Il commento
La dozzina dello Strega: tante donne ma anche troppa sofferenza
L'estate per i lettori italiani non promette tanto bene: ormai vendono solo i dolori personali e la letteratura dei traumi. Le scrittrici in cerca di catarsi dovrebbero rileggersi Aristotele
La nostalgia è insopportabile. L’invidia riprovevole. Ennio Flaiano scriveva “ho letto con ritardo ‘Lolita’ e ‘Il Gattopardo’” e aveva pure il coraggio di lamentarsi: estate rovinata, aveva riposto nei due romanzi “speranze infondate”. Tra i dodici finalisti al premio Strega, c’è nascosto il libro che, corredato da apposita fascetta, verrà molto regalato e molto portato in vacanza – anche se prima, senza fascetta, non lo comprava nessuno. Si saprà il 7 giugno, cerimonia a Villa Giulia e in tv, se la nuova gestione consentirà. Possiamo dire subito, osservata la dozzina, che l’estate dei lettori non promette tanto bene. E che Flaiano era maledettamente viziato. Della nostalgia facciamo a meno. Ci teniamo ben stretta l’invidia per un’estate con “Il Gattopardo” da portarsi al mare.

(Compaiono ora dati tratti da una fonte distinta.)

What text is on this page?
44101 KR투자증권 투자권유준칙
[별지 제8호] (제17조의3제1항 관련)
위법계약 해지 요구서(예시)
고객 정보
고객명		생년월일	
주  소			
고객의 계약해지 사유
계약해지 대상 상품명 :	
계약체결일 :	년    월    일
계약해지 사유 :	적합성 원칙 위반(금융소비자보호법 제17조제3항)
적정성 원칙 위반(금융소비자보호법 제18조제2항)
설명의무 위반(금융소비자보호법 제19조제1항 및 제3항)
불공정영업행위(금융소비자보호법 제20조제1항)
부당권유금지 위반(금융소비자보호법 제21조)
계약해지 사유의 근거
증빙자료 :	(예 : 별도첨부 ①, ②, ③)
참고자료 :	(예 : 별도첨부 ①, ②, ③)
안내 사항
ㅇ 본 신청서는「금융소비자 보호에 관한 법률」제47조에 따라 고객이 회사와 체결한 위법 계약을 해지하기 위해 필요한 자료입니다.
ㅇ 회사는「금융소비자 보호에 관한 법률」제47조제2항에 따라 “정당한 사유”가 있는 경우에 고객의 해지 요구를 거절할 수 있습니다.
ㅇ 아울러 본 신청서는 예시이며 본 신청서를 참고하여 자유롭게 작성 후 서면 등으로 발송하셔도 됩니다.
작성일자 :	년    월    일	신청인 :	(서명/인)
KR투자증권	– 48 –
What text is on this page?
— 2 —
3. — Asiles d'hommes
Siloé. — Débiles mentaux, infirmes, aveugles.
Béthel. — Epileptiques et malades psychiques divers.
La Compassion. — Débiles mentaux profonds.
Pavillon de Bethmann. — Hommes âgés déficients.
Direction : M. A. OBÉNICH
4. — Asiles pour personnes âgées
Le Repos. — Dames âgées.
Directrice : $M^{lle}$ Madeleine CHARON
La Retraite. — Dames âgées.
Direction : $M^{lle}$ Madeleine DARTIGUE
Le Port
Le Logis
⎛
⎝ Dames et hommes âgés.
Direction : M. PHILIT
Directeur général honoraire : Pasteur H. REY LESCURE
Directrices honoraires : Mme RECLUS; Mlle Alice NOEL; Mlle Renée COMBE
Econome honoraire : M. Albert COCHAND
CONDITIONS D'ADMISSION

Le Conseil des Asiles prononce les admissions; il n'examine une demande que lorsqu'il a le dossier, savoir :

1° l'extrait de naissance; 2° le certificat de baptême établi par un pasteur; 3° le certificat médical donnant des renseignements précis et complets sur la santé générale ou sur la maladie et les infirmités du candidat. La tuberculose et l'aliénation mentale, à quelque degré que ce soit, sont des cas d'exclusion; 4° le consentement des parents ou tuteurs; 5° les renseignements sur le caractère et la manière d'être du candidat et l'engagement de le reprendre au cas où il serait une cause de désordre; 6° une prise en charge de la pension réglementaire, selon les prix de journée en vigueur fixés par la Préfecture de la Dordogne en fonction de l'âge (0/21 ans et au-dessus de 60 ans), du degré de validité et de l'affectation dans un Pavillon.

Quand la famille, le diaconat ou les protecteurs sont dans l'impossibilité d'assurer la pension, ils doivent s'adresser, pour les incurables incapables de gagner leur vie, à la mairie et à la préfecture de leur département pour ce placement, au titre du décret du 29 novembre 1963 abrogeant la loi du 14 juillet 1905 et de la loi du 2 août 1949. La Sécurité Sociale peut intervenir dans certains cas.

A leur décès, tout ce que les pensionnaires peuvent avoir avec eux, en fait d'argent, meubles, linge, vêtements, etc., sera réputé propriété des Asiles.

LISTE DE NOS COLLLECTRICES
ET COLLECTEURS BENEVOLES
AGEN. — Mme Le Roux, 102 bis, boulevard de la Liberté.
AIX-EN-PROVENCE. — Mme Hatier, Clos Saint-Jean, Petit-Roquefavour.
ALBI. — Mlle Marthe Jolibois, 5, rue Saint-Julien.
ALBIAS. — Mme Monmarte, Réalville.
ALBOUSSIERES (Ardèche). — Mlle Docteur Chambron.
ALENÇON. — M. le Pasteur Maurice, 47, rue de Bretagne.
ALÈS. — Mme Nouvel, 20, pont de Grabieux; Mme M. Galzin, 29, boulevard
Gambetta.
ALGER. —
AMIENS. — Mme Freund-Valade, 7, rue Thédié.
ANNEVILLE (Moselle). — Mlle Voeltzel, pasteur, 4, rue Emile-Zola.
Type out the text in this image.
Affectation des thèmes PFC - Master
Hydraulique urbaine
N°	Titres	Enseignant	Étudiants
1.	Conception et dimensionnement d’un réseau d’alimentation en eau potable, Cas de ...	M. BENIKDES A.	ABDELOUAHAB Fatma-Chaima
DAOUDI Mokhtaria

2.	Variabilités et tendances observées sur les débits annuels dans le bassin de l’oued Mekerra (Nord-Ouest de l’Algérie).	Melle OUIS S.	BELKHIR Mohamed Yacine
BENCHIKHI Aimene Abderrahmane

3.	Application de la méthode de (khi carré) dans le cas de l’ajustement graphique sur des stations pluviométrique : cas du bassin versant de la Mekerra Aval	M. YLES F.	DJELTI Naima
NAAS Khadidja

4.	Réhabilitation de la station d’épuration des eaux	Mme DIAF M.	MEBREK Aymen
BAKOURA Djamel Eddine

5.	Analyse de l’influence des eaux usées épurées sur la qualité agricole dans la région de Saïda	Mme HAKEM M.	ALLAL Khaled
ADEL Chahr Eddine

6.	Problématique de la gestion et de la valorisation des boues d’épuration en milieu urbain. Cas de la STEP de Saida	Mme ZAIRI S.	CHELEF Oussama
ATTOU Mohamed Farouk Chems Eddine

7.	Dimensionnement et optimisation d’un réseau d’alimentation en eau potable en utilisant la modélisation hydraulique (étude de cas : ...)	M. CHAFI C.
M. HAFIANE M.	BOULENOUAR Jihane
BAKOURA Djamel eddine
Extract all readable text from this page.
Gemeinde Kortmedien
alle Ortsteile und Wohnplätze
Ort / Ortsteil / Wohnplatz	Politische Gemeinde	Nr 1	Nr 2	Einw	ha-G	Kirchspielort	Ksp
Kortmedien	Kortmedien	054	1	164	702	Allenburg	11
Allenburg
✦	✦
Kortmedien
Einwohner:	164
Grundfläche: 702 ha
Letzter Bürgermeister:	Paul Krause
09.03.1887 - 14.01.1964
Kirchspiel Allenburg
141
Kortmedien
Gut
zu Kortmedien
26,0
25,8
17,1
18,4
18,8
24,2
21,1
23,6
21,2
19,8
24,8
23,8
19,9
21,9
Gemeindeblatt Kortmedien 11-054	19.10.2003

La magica fascetta gialla 2023 dovrà essere fatta in modo da occultare risvolti e bandelle – ammesso che il lettore vada oltre, dopo averla vista: qui Strega, come negli autogrill. C’è il rischio che i timidi, i discreti, i lettori per svago e non per lavoro arretrino davanti a libri che si muovono “sull’onda del trauma” – parole di Melania Mazzucco, presidente del comitato direttivo dello Strega. Insomma, fanno il surf tra dolori personali o epocali. Questo ormai va. Questo si vende. Questo porta otto scrittrici nella dozzina – e se nella cinquina saranno cinque su cinque, ritaglieremo gli editoriali dei maschi sconfitti (e costretti a dire che si tratta di un grande traguardo per le patrie lettere). Prima della lista Maria Grazia Calandrone, lanciata dal pandemico “ci dovevamo fermare/ lo sentivamo tutti che era troppo furioso il nostro fare”. Favoritissima perché gioca in casa: è tra i giurati che sceglierà la cinquina dello Strega Poesia, con 125 titoli in gara. Aggiunti agli 80 da cui è uscita la dozzina finalista nella narrativa, dimostra prima di tutto una cosa: dovremmo, se non fermarci, rallentare con la scrittura.
Prima il trauma della pandemia, che ha alimentato prosa e poesia. Adesso il trauma post pandemia – e l’anno prossimo chissà, c’è anche il trauma di non avere traumi, e in mancanza si prendono a prestito le vite di personaggi letterari o storici. A parità di non lettura – per non fare favoritismi, che poi sulla cinquina toccherà fare il carotaggio di pagina 69 – l’elenco ricorda certe giornate da festival cinematografico. Quando, a cena, si faceva il conto dei morti, feriti, mutilati, depressi, orfani, malati gravi, drogati, vicini o lontani da noi. E si invocava una commedia. O almeno un bravo regista, che conoscesse le regole del dramma e la catarsi. In un premio letterario conta la bravura dello scrittore, non i punti sofferenza. Anche la bravura della scrittrice, per carità, non vogliamo escluderle ora che sarebbe arrivato il tempo di arginarle. Magari di chiuderla una volta per tutte con le “confessioni mai fatte a nessuno”, e che invece, oplà, sono scodellate sulla pagina a futura gloria e memoria. La catarsi – andatela a riguardare sul vecchio Aristotele – riguarda il pubblico che assiste a una tragedia. Non riguarda chi l’ha scritta.